Bush recusou-se a responder se já consumiu cocaína
Nova York, 05 (AE-ANSA) - O candidato favorito à nomeação republicana para a disputa da Casa Branca, George Bush Jr, causou uma enorme surpresa ao negar-se a responder uma pergunta sobre se alguma vez consumiu cocaína.
Bush foi o único entre os 12 pretendentes à candidatura à presidência dos EUA a assumir tal posição. Ao negar-se a falar sobre cocaína, ele só fez alimentar rumores que circulam há muito tempo no estado do Texas, do qual é governador, e a partir de agora também em Washington.
Os primeiros a serem surpreendidos, sublinharam hoje comentaristas, foram seus colegas republicanos que agora temem dificuldades para quem, aos olhos de muitos, está destinado a encabeçar a campanha do partido conservador.
Ao contrário, os democratas se sentem satisfeitos porque conseguiram dar publicidade à suspeita. Não é por acaso que tenha sido o líder democrata no Senado, Tom Daschle, que, na quarta-feira, incitou comentaristas políticos a fazerem a pergunta sobre cocaína aos pretendentes à Casa Branca.
"É uma pergunta legítima", assegurou Daschle, insistindo na necessidade de questionar o passado de Bush.

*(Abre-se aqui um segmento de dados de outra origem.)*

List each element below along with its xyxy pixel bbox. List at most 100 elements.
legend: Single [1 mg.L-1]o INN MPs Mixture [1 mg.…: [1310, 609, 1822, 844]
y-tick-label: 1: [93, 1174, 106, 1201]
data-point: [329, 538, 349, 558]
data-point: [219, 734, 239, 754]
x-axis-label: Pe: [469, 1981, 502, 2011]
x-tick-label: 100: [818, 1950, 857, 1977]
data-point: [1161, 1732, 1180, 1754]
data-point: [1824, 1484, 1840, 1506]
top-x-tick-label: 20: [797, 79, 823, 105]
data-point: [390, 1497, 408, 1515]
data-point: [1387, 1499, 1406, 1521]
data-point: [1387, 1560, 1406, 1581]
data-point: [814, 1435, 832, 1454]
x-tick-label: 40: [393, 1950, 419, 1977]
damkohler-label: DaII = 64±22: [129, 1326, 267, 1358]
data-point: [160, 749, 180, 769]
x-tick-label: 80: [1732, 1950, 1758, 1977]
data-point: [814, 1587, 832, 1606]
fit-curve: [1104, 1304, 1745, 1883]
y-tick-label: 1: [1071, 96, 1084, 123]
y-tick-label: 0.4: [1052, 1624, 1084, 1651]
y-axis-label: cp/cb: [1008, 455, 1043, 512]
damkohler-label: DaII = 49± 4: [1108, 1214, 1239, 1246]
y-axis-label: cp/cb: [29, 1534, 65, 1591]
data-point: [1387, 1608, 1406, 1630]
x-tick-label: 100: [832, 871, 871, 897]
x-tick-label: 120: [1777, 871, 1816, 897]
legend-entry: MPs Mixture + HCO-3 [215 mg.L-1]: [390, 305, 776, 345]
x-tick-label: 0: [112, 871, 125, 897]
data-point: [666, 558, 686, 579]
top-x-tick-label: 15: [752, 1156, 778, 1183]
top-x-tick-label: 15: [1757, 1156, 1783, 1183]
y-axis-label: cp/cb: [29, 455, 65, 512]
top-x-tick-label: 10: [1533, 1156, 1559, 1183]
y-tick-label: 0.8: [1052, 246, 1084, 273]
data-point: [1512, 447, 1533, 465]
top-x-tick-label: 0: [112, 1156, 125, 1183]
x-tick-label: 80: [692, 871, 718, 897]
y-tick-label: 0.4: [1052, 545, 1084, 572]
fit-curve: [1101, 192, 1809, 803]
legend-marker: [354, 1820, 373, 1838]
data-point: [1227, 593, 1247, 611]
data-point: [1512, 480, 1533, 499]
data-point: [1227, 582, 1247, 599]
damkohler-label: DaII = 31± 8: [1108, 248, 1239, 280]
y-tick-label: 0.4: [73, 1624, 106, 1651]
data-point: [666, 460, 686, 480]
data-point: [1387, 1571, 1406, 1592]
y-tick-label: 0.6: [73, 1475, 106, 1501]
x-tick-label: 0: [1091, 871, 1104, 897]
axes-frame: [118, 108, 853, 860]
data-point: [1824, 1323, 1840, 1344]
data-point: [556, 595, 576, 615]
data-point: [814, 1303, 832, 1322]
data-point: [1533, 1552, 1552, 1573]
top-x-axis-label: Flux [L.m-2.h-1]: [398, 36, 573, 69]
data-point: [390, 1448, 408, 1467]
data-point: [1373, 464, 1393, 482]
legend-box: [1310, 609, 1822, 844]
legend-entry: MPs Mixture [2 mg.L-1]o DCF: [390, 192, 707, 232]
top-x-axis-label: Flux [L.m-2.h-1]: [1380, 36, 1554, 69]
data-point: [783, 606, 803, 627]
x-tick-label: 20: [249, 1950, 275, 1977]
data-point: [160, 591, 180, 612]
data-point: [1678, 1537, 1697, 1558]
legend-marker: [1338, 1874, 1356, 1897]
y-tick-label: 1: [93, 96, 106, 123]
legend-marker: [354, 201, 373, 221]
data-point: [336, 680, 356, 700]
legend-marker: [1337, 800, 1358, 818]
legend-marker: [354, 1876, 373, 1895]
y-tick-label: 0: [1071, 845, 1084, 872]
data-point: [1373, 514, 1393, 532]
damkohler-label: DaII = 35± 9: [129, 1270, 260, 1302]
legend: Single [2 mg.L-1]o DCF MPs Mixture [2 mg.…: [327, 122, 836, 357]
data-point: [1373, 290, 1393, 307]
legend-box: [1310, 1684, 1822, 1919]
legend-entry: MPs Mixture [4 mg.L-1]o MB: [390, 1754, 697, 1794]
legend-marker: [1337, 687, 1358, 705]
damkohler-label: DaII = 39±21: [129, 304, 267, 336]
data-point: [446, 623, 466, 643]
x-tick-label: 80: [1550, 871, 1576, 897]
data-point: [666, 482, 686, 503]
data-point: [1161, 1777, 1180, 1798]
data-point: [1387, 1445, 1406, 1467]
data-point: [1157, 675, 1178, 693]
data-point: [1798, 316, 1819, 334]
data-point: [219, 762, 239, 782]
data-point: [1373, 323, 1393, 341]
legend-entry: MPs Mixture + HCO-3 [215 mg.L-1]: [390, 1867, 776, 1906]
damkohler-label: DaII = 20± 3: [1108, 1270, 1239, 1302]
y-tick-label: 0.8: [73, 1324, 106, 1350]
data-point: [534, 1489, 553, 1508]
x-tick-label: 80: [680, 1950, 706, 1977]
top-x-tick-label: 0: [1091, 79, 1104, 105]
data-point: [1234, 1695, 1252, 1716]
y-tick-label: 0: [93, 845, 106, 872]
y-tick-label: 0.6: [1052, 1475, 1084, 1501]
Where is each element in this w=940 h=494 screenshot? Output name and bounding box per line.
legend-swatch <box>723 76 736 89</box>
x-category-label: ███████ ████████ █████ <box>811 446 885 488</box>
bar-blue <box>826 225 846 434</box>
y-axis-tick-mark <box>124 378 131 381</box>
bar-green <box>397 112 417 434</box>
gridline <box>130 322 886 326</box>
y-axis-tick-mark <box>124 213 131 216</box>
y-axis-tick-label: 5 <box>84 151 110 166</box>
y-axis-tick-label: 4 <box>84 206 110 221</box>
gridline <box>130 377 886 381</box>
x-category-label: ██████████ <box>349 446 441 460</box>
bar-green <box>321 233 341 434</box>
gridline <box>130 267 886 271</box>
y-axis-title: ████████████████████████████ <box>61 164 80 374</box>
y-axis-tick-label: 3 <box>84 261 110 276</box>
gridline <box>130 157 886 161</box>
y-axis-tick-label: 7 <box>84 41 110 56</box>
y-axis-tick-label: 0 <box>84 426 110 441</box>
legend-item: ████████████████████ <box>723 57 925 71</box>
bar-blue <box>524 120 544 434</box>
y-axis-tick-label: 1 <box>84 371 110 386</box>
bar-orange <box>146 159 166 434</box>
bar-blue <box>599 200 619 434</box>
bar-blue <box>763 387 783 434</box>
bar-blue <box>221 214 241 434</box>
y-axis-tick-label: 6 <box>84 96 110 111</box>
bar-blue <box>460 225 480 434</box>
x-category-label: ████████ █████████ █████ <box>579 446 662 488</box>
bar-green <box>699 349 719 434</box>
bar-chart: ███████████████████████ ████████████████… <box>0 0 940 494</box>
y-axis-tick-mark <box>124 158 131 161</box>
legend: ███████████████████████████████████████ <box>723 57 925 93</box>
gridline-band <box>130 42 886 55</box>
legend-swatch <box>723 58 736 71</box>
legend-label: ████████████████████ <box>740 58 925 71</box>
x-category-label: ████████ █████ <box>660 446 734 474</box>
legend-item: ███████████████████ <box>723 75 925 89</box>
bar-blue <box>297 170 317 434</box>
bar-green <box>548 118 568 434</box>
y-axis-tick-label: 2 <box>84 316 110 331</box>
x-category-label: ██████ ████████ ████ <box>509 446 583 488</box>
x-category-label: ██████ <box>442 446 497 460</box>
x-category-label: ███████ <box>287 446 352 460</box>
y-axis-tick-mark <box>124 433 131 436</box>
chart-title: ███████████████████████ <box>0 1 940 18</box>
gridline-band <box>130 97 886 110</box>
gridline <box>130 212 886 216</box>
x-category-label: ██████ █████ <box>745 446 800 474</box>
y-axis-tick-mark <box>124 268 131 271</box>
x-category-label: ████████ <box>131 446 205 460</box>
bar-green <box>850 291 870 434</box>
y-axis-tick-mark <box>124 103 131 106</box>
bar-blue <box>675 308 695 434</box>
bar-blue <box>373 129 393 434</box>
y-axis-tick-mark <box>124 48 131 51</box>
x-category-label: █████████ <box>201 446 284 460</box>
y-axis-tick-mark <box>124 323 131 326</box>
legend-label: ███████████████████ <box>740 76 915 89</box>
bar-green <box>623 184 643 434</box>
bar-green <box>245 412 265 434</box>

No que concordou o líder republicano do Tennessee e também pré- candidato à presidência, Bo Harman. "É uma pergunta que todos os candidatos deveriam responder", acrescentou.
Bush, talvez antecipando-se aos acontecimentos, já havia reconhecido várias vezes: "Cometi erros, fui jovem e irresponsável".
Até agora se sabia sobre sua inclinação para a bebida, que, aos 40 anos, o levou à beira do alcoolismo, mas a possibilidade de que tivera consumido cocaína era apenas um rumor.
Daschle, entretanto, foi além e afirmou que não achava justo que os meios de comunicação se contentassem com admissões genéricas.
Outro conservador, Pat Buchanan, candidato pela terceira vez às internas presidenciais, ajudou a carregar o clima, reprovando Bush também por sua antiga paixão pelo álcool.
A porta-voz de Bush tentou dar pouca importância à questão e disse que o candidato presidencial "não quer ver-se envolvido no jogo de destruição pessoal".
Mas ela conseguiu apenas colocar mais lenha na fogueira, isolando ainda mais seu chefe que, cedo ou tarde, terá de falar sobre a questão da cocaína, como já o fizeram seus rivais, desde os democratas Al Gore, John McCain e Bill Bradley, aos republicanos Dan Quayle, Orrin Hatch, Elizabeth Dole, Steve Forbes e Gary Bauer.